Getting Started

Introduction


get-set, Fetch! is an open source (MIT license) browser extension scraper with csv and zip export capabilities that originally started as an npm module.

With a modular architecture, the extension provides a series of scraping scenarios with predefined default values for fast, minimal configuration scraping.
All scraped resources are saved in the IndexedDB browser database.

Binary data (images, pdf files, ...) can be exported as zip archives. Text based data can be exported as csv files.

Create a new project


At the very minimum enter its name, start url and select a scraping scenario.
There are two builtin scenarios: scrape-static-content and scrape-dynamic-content responsible for scraping regular and javascript based html pages respectively. You can install community based scenarios from the scenario list page.

See Examples to get an idea on what types of content can be scraped.

Start scraping

You can see the newly created project in the project list page.
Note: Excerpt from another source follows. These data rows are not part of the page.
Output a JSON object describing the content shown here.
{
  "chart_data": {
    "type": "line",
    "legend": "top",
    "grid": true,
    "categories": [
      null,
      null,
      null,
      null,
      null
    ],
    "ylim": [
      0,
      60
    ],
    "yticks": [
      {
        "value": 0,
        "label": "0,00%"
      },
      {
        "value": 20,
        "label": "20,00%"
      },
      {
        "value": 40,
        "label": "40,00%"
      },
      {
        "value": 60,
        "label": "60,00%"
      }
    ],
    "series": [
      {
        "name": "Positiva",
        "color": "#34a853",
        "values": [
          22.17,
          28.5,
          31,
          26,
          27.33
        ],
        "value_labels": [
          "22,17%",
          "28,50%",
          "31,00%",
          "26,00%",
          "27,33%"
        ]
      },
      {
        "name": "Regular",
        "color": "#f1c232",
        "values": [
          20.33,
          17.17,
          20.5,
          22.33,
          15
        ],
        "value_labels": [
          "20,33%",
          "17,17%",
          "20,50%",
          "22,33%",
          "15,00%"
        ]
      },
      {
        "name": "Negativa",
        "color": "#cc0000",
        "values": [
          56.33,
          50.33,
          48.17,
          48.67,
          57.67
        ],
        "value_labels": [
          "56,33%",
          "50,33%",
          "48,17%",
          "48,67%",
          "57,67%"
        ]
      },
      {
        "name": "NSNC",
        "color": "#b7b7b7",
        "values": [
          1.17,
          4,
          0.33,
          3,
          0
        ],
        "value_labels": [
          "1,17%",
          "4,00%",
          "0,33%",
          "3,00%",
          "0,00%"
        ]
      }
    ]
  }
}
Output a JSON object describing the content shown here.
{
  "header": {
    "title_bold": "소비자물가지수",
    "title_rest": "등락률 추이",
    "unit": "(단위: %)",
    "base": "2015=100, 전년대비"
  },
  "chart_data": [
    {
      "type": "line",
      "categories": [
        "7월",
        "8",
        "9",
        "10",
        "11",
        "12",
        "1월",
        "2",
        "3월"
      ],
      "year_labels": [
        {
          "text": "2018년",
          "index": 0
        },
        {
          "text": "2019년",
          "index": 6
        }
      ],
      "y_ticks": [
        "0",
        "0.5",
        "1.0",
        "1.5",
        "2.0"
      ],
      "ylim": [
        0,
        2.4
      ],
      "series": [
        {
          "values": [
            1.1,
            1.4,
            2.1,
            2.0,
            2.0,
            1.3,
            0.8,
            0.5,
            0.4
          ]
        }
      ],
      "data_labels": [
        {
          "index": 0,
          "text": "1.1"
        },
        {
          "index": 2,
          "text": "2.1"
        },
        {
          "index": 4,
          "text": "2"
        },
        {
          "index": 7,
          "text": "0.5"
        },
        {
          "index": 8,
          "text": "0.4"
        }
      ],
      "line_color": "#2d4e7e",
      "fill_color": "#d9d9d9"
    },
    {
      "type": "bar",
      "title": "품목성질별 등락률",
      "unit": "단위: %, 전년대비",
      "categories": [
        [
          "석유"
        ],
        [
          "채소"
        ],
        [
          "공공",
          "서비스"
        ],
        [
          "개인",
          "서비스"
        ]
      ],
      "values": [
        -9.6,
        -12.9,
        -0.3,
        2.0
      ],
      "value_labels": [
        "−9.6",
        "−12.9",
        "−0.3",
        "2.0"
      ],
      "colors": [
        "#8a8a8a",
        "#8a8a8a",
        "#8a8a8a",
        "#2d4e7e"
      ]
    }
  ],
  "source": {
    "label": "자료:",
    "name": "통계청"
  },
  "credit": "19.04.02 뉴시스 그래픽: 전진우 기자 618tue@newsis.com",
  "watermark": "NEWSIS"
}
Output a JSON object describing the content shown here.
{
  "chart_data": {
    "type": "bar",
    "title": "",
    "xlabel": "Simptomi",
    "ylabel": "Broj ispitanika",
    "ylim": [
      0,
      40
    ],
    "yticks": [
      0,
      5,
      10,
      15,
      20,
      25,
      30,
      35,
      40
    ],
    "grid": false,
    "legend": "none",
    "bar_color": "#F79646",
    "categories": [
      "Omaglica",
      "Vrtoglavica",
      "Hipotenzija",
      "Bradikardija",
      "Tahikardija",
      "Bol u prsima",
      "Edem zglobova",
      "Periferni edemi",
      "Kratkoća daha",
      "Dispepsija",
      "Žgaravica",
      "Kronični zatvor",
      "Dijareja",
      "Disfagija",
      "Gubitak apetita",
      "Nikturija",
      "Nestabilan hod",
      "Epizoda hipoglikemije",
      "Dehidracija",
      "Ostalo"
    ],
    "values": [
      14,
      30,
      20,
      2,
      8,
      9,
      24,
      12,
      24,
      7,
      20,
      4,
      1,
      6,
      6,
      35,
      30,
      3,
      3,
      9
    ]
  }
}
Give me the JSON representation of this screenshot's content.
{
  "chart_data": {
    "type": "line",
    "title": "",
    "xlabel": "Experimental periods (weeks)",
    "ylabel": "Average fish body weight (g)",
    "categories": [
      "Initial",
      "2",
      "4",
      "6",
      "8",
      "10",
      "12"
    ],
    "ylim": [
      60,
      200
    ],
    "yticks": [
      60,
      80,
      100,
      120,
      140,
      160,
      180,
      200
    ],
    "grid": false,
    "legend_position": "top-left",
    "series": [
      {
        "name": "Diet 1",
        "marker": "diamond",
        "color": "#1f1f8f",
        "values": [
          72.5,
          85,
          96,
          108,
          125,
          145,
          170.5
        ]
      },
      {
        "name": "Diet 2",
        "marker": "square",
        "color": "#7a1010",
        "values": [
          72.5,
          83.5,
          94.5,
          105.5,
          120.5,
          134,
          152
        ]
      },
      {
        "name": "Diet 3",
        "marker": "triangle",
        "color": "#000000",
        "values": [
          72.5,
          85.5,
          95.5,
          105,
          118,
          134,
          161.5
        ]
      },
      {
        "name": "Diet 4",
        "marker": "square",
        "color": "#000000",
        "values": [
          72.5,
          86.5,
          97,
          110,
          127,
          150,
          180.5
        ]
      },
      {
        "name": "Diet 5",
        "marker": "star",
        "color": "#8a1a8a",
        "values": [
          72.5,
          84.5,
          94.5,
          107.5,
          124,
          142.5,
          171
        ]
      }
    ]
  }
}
Clicking "scrape" from the action column will start the scraping process.
Urls to be scraped will sequentially open in an additional tab with a delay defined at project creation.

You can end the scraping process at any time by closing the responsible browser tab. Next time you start scraping, the process will resume from where it was interrupted.

Export scraped data


From the project list page, actions column, click "results". All resources scraped so far will be displayed in a tabular form.

Depending on the selected scraping scenario, you can export the data as either csv or zip.

Troubleshooting


Look for warning or error entries in the logs page.
You can adjust the log level from the settings page.

If you find a bug, please open an issue and attach in the comment any relevant log entries.